Chypre - Il y a plus de 2 500 ans

Kition, une ville-capitale de Chypre

Kition, sur la côte sud-est de l’île, était la capitale d’un royaume chypro-phénicien au Ier millénaire av. J.-C. Sa longévité (depuis le XIIIe siècle av. J.-C.) permet d’étudier sur la longue durée de l’Antiquité les manifestations archéologiques des périodes de crise, les formes de la résilience urbaine et les modes de contact entre populations.

Kition-Bamboula. Vue aérienne des vestiges visibles des néosoikoi (hangars à trières), IVe siècle av. J.-C. (© Mission archéologique de Kition/Alexandre Rabot).

La ville moderne de Larnaca recouvre les vestiges de l’ancienne Kition, limitant la fouille à quelques parcelles libres de construction et déconnectées. Le programme en cours, en collaboration avec le Département des Antiquités de Chypre, allie analyse spatiale et fouilles ciblées (sur les nécropoles, les sanctuaires, l’habitat, le rempart…) afin d’étudier la ville sous la ville. On peut ainsi mieux comprendre son évolution sur le temps long de l’Antiquité (du XIIIe siècle avant au IVe siècle après J.-C.).

Les docks de Bamboula : un bâtiment pour abriter la flotte militaire des rois phéniciens de Kition au IVe siècle av. J.-C.

Le site archéologique de Bamboula, l’une des rares parcelles libres de construction dans la trame de la ville contemporaine où l’on peut mener des fouilles extensives, se trouve dans la partie nord de Larnaka et à plusieurs centaines de mètres du rivage moderne. Il était dans l’Antiquité implanté aux abords sud et ouest d’un bassin portuaire protégé, dont l’étude paléoenvironnementale a montré qu’il est resté navigable au moins jusqu’au IVe siècle apr. J.-C.

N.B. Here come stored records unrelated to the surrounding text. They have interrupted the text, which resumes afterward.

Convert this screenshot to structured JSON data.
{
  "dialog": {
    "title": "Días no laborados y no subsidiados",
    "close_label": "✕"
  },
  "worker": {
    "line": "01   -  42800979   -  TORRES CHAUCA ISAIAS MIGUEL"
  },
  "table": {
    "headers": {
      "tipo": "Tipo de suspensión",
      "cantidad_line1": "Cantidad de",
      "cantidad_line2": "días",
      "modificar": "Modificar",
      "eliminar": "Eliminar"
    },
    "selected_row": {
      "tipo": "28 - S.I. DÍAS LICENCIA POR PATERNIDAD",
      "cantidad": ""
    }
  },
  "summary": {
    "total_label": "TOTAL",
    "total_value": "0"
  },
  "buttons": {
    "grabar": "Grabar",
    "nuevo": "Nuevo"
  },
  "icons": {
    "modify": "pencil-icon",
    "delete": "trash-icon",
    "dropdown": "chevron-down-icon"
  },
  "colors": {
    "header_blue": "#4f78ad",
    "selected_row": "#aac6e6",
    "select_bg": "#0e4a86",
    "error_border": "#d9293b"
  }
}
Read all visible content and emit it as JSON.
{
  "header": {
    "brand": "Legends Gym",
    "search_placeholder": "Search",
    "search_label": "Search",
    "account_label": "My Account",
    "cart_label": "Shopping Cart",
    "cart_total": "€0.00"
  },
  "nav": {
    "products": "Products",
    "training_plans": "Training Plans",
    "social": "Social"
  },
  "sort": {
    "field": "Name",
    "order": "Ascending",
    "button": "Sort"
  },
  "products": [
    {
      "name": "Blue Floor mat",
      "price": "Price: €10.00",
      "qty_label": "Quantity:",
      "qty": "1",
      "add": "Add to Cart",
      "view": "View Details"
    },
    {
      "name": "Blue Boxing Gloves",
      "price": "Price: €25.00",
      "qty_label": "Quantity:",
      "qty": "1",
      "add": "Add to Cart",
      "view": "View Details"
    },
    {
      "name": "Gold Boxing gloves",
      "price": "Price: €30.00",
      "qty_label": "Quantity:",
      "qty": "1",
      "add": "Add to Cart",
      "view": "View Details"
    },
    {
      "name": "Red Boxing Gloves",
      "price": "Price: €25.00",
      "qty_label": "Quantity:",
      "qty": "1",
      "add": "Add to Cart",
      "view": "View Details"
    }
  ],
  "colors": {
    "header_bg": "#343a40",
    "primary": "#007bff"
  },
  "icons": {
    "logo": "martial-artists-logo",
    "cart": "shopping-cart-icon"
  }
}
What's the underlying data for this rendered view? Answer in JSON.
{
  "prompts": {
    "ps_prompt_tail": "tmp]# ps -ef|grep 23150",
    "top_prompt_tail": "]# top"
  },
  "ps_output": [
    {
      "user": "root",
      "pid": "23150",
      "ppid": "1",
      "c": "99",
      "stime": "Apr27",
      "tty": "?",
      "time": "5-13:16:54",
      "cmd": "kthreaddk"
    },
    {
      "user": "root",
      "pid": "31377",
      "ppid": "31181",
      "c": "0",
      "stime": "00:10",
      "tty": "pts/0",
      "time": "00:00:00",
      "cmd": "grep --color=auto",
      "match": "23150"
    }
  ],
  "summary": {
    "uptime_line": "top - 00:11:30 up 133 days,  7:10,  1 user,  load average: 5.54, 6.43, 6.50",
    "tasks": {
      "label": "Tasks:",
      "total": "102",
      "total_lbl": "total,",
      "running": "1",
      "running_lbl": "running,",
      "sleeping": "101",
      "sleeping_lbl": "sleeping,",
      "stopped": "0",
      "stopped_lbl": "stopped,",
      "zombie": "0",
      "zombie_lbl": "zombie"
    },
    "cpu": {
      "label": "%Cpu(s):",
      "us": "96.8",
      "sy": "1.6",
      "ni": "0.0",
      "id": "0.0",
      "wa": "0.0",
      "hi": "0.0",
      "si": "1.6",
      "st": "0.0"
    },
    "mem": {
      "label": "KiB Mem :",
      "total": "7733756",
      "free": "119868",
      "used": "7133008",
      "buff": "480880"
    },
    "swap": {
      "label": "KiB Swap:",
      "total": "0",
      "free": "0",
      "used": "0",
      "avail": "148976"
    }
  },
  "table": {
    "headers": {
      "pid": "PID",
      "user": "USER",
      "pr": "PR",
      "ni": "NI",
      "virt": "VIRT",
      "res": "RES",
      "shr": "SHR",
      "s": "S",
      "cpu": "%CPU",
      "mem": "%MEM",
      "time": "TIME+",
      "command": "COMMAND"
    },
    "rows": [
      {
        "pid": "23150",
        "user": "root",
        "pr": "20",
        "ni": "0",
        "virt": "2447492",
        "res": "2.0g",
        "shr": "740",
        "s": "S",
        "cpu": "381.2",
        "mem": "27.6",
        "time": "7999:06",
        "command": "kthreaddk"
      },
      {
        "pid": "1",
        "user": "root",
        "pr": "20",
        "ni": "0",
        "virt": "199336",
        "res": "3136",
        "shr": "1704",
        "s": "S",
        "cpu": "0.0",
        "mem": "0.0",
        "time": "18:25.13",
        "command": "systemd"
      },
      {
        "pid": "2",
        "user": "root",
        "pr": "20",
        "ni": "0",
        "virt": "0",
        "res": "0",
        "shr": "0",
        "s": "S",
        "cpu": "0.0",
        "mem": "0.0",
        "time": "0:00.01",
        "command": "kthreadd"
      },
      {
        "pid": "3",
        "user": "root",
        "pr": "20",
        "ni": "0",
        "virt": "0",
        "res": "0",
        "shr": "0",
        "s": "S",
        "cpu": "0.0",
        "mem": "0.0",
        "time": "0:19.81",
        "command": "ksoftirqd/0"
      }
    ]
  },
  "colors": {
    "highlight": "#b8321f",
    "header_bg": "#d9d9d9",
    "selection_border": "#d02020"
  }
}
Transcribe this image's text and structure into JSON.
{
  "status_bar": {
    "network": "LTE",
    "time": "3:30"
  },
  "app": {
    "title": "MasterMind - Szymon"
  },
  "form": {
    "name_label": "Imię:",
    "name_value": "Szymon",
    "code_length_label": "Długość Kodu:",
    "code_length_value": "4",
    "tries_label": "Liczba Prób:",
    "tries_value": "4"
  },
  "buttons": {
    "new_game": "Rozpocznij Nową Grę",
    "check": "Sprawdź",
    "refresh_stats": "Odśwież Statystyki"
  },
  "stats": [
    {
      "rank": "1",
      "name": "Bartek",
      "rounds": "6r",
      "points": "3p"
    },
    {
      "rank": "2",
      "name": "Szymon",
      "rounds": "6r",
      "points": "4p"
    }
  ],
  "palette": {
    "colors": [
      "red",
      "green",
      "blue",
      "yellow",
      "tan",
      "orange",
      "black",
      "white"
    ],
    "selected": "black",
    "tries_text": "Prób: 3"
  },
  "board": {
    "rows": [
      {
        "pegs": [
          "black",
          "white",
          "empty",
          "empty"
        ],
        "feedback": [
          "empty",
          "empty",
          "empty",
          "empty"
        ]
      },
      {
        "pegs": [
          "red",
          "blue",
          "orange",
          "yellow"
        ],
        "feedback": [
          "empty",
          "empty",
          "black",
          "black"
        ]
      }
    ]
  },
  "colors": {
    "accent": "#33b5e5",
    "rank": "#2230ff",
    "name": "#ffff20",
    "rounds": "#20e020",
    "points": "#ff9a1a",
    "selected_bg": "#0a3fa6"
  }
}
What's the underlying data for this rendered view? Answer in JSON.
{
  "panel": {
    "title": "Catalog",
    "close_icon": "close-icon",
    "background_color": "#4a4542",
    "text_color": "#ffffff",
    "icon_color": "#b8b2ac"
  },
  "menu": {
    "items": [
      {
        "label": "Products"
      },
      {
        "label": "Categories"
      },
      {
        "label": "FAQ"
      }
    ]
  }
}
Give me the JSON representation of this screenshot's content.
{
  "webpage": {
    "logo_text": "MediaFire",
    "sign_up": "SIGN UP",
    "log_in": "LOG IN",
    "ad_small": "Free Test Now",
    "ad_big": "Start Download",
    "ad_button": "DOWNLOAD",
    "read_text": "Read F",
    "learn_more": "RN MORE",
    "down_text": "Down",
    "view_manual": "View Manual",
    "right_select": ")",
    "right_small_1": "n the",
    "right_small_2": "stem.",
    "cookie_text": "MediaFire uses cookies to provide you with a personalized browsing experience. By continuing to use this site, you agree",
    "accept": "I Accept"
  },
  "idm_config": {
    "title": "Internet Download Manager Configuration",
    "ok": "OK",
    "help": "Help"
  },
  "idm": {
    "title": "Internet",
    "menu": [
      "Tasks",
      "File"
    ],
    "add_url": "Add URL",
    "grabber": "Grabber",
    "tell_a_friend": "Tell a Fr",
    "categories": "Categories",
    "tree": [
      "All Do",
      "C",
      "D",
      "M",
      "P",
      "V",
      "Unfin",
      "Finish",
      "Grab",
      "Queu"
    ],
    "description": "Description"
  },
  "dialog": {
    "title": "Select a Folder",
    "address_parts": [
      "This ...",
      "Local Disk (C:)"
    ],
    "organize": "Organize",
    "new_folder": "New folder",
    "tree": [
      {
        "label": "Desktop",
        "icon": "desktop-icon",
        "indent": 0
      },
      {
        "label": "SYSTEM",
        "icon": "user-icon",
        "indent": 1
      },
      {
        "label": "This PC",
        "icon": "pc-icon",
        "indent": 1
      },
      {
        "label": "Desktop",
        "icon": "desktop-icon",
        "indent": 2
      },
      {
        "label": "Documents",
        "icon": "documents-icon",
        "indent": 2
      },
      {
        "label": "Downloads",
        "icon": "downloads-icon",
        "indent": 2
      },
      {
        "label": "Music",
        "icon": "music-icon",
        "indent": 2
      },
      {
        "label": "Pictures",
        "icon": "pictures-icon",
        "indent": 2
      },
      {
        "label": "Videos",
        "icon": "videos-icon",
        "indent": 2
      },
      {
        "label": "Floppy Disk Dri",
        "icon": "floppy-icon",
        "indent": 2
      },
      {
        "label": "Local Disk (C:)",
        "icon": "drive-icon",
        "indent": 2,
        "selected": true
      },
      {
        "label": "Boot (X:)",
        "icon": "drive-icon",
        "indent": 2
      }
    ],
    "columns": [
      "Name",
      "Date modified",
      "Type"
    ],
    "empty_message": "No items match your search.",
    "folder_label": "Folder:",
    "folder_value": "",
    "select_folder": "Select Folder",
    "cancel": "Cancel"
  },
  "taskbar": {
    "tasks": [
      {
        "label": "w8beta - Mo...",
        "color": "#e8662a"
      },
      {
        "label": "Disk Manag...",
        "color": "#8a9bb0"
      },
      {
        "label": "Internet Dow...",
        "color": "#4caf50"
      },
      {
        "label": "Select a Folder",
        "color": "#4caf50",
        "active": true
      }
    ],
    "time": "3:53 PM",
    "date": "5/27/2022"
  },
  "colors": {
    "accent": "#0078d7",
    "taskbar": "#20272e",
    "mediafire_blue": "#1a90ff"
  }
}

Ce sont d’ailleurs les restes de ce bassin (une mare entretenant une malaria endémique) qui ont valu au site d’être en grande partie détruit, en 1879, lors d’une opération d’assainissement de l’administration britannique. La mission archéologique française y a commencé des fouilles extensives en 1976, dégageant d’abord les restes d’un sanctuaire (fréquenté au moins depuis le IXe siècle av. J.-C.) puis, en étendant ses recherches vers le nord, ceux d’un imposant bâtiment adossé à un puissant mur de terrasse. 

Le bâtiment, entièrement conservé dans sa partie ouest sans que ses limites vers l’est ne soient connues, est constitué d’une série de loges longues et étroites, orientées vers le nord, et séparées les unes des autres par des lignes de piliers maçonnés, qui supportaient la toiture. Chaque travée abritait une rampe inclinée sur laquelle on hissait des navires. Quel type de navires ? Les parallèles offerts par d’autres bâtiments similaires (en particulier les néosoikoi du port militaire d’Athènes, au Pirée) indiquent qu’il s’agissait sans doute de trières, ces vaisseaux de guerre actionnés par trois rangs de rameurs, rapides et maniables.

La fouille dans la partie nord du bâtiment, désormais sous le niveau de la nappe phréatique, en mettant en évidence une septième et dernière rangée de piliers, a confirmé cette hypothèse en invitant à restituer un bâtiment de près de 40 m de long. L’économie des lieux (un fond de baie bien abrité) offrait un cadre adapté à un tel bâtiment, auquel le sanctuaire, au nord, offrait une autre protection ; il montre aussi la maniabilité des trières, et l’habileté des marins, qui arrivaient à manœuvrer leurs vaisseaux dans l’espace étroit et peu profond du bassin, puis à les hisser poupe en avant sur les rampes où ils étaient mis à sécher. 

Une découverte exceptionnelle

Cette découverte est exceptionnelle à plus d’un titre : d’abord en raison de l’état de conservation remarquable du monument ; ensuite parce que le programme mis en œuvre pour l’étudier a permis de reconstituer un paysage côtier qui avait été complètement oblitéré par les évolutions urbains récentes, rendant à la ville antique son environnement propre ; enfin parce que les docks (néoria) de Kition offrent un cadre concret, un espace réel à des événements historiques connus par les sources écrites. On sait, en effet, que le roi phénicien de Kition, Milkyaton, a dû combattre au tout début du IVe siècle av. J.-C. les troupes de son voisin le roi de Salamine, Évagoras, qui tentait de placer l’ensemble de l’île de Chypre sous sa coupe. On sait qu’à la fin du même siècle, le roi grec d’Égypte, Ptolémée Ier, a fait partir sa flotte de Kition pour aller assiéger Salamine. L’archéologie n’illustre pas le texte, elle donne l’épaisseur d’un espace vivant aux récits du passé.